2004年9月18日(土)……パイナップル・ハウスは,ショボかった。

 今朝の起床は7時である。

 う~ん,今朝は眠い。

 こんなに朝が早いのは,レンタカーの返却時間である10時30分までに,

 「パイナップル・ハウス」を断固として見に行くのだという,学生たちのやたら元気な計画のため。

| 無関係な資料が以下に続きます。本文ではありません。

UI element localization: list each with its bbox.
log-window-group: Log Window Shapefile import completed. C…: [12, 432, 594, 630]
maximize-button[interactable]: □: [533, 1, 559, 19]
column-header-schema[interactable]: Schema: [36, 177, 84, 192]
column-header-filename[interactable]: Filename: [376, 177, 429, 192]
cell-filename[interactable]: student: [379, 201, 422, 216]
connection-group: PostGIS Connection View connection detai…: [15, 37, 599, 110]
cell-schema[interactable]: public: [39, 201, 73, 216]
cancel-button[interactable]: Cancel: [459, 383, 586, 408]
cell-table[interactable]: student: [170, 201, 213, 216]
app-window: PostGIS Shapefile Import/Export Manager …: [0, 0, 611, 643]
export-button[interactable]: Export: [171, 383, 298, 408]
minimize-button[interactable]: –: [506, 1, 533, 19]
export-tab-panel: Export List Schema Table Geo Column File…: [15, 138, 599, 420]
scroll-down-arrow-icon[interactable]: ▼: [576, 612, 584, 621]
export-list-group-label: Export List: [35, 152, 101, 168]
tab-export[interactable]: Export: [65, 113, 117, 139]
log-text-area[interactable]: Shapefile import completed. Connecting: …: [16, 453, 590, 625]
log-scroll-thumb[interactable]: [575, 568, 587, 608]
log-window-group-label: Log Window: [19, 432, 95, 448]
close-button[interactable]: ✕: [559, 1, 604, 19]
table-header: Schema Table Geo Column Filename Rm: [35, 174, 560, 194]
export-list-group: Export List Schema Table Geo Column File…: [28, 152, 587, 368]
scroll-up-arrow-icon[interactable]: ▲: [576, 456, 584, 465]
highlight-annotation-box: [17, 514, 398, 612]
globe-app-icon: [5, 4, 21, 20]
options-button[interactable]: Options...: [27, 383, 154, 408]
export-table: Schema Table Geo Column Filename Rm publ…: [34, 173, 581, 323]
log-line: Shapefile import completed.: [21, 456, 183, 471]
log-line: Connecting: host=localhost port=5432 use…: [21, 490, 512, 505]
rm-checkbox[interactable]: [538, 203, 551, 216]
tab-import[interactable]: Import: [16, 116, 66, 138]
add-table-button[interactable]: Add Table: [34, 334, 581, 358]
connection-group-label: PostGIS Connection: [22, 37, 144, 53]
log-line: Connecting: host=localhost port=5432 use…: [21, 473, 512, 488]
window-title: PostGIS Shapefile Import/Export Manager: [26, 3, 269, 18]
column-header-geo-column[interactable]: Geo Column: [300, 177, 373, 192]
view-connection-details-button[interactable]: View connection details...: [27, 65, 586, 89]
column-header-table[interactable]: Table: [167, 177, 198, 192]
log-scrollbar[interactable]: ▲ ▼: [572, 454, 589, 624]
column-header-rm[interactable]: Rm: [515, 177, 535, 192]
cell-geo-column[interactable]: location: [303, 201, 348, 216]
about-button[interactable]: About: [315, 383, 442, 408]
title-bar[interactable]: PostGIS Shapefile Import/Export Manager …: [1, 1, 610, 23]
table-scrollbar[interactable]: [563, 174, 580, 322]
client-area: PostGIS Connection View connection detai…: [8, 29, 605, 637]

 ナビの調子がわるいが,それでも,どうにかヤマ勘で「ハウス」にたどりつく。

 30分も早くついてしまったので,その前の自衛隊基地をバックに写真をとる。

 基地の入口にも,シーサーはいる。

 なかなか健気なヤツである。

 9時になって,ようやく「ハウス」の入口があいた。

 試食用に山ほどのパイナップルが積み上げられている。

 たしかにうまい。

 しかし,3つも食べれば,もう十分。

 あとは,ほとんどたんなる「土産屋」。

 「パーラー」になっているという2Fには,あがる気もしなかった。

 途中でジイチャン,バアチャンの旅行グループが,ドドドドッと入ってきたので,外に「非難」することにする。

 学生たちを残して,まわりをブラブラ歩いてみる。

 ポツリ,ポツリと小雨が落ちるが,ザーッと降るような気配でもない。

 大きな川の北側に,ビルのならんだ那覇の街並みが見える。

 9時45分,クルマに集合。

 10時すぎには空港に到着。

 ここで,レンタカー返却組と,空港待ちぼうけ組の2手にわかれる。

 こちらは,空港内の本屋に入り,沖縄関連本をさぐっていく。

 旅行客しか入らないような,こんな小さな本屋であっても,郷土史コーナーはしっかりとあり,

 沖縄戦については,特に立派な写真集がならんでいた。

 ここでも,いくつかの本を買っていく。

 しばらくして,レンタカー組も無事もどってくる。

 多少の傷は保険で処理されるので,どうということもなかったようだ。

 結構,結構。

 12時すぎには沖縄を離陸。

 「しばらく高度が低いというのを確認してから寝ようと思って」。

 そういっていた学生も,30分後には,寝息をひびかせる。

 たしかに,家や船が大きく見える時間がずいぶん長くあったように思う。

 雲の高さにとどいたのは,沖縄本島を離れてからであったろうか。

 機内「在日米軍の人」から「琉球の人」となり,「戦後補償の人」となる。

 7ケ国だと読んだ覚えのある戦後の準賠償国が,この本では10ケ国となっている。

 調べて,ゲラをなおさねば。

 多少のウトウトを乗り越えつつ,2時すぎには伊丹の大阪空港に無事着陸となる。

 空港内で,「卒論かけよ」と一声残し,とっとと解散とする。

 2時40分にはJR「伊丹」へ。

 途中,沖縄ナンバーのクルマに目がとまる。

 注意して見れば,こんなところにも,そんなクルマがあるのである。

 3時には「加島」に到着。

 出かける時には工事がはじまったばかりだった,マンション入口のドアが,

 すでに自動ドアにかわっている。

 以前のものは,風の強い日に開きづらく,事故のもとになると考えられたものである。

 ここの管理組合の活動は実に的確である。

 さて,これにて,この夏の大型フィールド・ワークはすべて終了。

 ともかく,いまはハラがへった。

 またしても,朝昼抜きの1日であった。

 そして,食えば,食ったで眠くなる。

 そんな人生への逆戻りである。

 梅林宏道『在日米軍』(岩波新書,2002年)を読みおえる。

 新書だが,ズッシリと重く情報のつまった本である。

 日米安保の歴史から,在日米軍の具体的な構成,彼らの活動の実態,

 市民の生活を脅かす米軍優先の法体系,基地による環境汚染,米軍機による被害など。

 アメリカの「情報公開法」を活用して,独自に資料を分析したという。

 長年の研究の積み重ねが見える,手堅く,視野の広い本である。

 佐久田繁編『琉球王国の歴史』(月刊沖縄社,1999年)を読みおえる。

 古代の海底遺跡群(2万年前?)から,琉球王国の終わりまで。

 薩摩藩による沖縄侵略,中国清朝の冊封使による薩摩支配の黙認,

 阿片戦争による中国半植民地化のショック,

 日本開港の拠点としてペリーが那覇を選んだこと,

 どれもこれも知らなかったことばかりである。

 人間,歴史は学んでおくものである。